HTML5Boilerplate and others [edit] download jQuery in the way we all know:
<script src="//ajax.googleapis.com/ajax/libs/jquery/1.10.2/jquery.min.js"></script>
<script>window.jQuery || document.write('<script src="js/vendor/jquery-1.10.2.min.js"><\/script>')</script>
Is this better for users? It’s good practice to keep DNS queries low, and if we don’t grab jQuery-UI or other frameworks from Google, then this is the only resource we get from their CDNs. Will service from our servers be faster?
Is this better for the server? How much do we really save by using the Google CDN just for this small file and not for serving it?

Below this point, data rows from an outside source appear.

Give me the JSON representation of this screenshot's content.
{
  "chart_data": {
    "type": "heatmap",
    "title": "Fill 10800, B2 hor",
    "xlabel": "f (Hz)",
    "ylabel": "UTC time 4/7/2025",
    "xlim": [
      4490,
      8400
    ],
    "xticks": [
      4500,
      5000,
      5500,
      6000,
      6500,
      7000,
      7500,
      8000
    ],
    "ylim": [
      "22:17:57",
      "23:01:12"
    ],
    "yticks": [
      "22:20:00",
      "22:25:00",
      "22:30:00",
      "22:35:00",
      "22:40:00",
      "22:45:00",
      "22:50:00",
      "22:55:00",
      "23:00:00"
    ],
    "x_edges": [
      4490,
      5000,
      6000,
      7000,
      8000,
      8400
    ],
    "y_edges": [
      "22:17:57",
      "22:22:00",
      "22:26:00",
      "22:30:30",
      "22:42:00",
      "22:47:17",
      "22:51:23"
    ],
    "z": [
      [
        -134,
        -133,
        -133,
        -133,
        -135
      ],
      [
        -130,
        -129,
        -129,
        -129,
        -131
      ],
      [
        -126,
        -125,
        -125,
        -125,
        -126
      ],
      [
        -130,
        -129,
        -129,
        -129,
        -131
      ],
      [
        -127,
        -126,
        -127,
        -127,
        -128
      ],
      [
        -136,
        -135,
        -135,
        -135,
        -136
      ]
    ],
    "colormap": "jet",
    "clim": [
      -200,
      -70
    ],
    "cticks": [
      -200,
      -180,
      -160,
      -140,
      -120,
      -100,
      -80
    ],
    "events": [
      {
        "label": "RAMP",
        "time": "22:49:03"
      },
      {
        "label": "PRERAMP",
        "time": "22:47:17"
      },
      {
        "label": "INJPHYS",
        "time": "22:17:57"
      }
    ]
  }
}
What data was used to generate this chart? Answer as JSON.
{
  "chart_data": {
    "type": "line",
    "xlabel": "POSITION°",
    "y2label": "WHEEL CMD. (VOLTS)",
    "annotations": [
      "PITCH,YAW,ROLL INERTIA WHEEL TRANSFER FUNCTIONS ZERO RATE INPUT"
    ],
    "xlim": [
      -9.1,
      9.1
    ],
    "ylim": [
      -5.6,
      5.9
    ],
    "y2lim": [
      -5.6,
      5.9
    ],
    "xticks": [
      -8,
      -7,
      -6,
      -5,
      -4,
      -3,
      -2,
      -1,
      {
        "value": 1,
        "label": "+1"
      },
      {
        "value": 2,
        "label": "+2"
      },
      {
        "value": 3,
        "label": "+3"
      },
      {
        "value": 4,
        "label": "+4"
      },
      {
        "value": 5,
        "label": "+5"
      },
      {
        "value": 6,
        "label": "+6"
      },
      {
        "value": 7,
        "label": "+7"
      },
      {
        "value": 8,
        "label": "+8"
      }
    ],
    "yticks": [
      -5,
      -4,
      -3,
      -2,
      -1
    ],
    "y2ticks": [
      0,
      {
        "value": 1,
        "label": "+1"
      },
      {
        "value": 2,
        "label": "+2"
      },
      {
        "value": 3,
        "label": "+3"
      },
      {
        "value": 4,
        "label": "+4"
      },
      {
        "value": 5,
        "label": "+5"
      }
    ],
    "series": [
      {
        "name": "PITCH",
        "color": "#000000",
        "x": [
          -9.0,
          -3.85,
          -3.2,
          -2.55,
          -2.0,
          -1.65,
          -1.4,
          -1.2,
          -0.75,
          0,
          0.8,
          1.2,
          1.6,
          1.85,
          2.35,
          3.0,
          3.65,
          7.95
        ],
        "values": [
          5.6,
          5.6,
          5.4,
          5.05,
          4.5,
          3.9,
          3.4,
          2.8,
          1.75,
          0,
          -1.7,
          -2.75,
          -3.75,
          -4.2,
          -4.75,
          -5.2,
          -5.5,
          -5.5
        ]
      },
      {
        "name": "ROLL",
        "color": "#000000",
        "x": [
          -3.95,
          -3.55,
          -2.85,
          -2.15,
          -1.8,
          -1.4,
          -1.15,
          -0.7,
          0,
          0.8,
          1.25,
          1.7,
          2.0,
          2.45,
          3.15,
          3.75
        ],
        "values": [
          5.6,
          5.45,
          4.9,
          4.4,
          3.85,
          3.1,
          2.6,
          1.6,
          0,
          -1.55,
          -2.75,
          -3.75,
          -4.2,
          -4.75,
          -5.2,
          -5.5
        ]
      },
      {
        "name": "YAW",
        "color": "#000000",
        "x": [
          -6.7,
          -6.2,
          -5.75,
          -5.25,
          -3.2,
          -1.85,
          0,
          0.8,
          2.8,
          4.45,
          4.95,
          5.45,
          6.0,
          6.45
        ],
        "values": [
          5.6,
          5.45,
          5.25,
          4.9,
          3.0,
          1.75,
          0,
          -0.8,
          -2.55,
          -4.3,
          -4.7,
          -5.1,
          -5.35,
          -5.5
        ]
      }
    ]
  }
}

Why just jQuery? Why Google? HTML5Boilerplate includes normalize.css and modernizr.js, both of which are popular files (possibly more popular and more complex than jQuery [controversial] ) and are available at http://cdnjs.com/ and several other CDNs. If we load jQuery, why not those 2? Is jQuery loaded from the CDN because it is delayed to load at the bottom of the page, and therefore needs to wait for extra .1s to get it from the CDN? I know that Google CDN is a giant, but it is not unbelievable that other CDNs can handle a good amount of traffic.
Edit: After reviewing the code for this page itself, they use their own CDN for 10+ resources, and then use Google for jQuery. There must be a good reason for this, right?